Lecturer of Media Studies

Dr Bernadine Jones is a Lecturer in Media Studies at the Centre for Film and Media Studies, UCT. Since graduating from her PhD at UCT in 2018, Dr Jones has worked in a range of universities, most recently as programme director for journalism in Stirling University, before returning home to CFMS. Her work sits at the intersection of visual journalism, semiotics, and African media studies, examining how meaning, power, and ideology are produced through images. She is especially interested in how visuals do political work: how these images persuade, exclude, mythologise, and sometimes mislead in a variety of contexts.

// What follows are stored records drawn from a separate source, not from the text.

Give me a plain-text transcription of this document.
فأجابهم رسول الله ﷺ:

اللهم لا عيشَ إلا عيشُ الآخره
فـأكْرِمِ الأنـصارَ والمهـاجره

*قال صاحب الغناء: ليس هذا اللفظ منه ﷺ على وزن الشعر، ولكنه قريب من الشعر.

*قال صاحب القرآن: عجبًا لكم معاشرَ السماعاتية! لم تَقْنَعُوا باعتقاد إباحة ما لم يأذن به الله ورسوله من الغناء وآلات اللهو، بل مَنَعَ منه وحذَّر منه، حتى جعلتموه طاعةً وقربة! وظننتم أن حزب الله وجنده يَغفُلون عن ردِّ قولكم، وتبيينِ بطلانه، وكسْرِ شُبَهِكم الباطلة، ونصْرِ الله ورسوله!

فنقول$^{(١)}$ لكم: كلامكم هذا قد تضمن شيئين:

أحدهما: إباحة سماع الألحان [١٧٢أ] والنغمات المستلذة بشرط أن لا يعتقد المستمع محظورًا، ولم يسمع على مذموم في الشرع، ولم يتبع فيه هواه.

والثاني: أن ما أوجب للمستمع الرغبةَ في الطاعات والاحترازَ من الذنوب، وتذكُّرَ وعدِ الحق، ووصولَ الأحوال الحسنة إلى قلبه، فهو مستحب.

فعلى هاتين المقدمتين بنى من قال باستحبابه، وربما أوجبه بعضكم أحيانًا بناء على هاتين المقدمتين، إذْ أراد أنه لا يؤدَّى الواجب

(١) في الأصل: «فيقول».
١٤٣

Her scholarship combines social semiotic theory with close, critical analysis of visual texts, and increasingly explores the implications of Generative AI and visual technologies for society. Her first monograph tracked the first five free elections in South Africa on television news, and she has published on government social media communication, news representation, semiotic methods, and most recently the history of South African television news.

She teaches and supervises projects on multimedia journalism, political communication, media production, and media writing and editing, all with an emphasis on visual storytelling and reflective practice.

She is currently involved in two contrasting research projects: developing a network of political communication scholars to debate the Africanisation of media/state relations models, and interrogating how Generative AI "sees" second order mythology in multimodal AI models and the ramifications of this simulacra.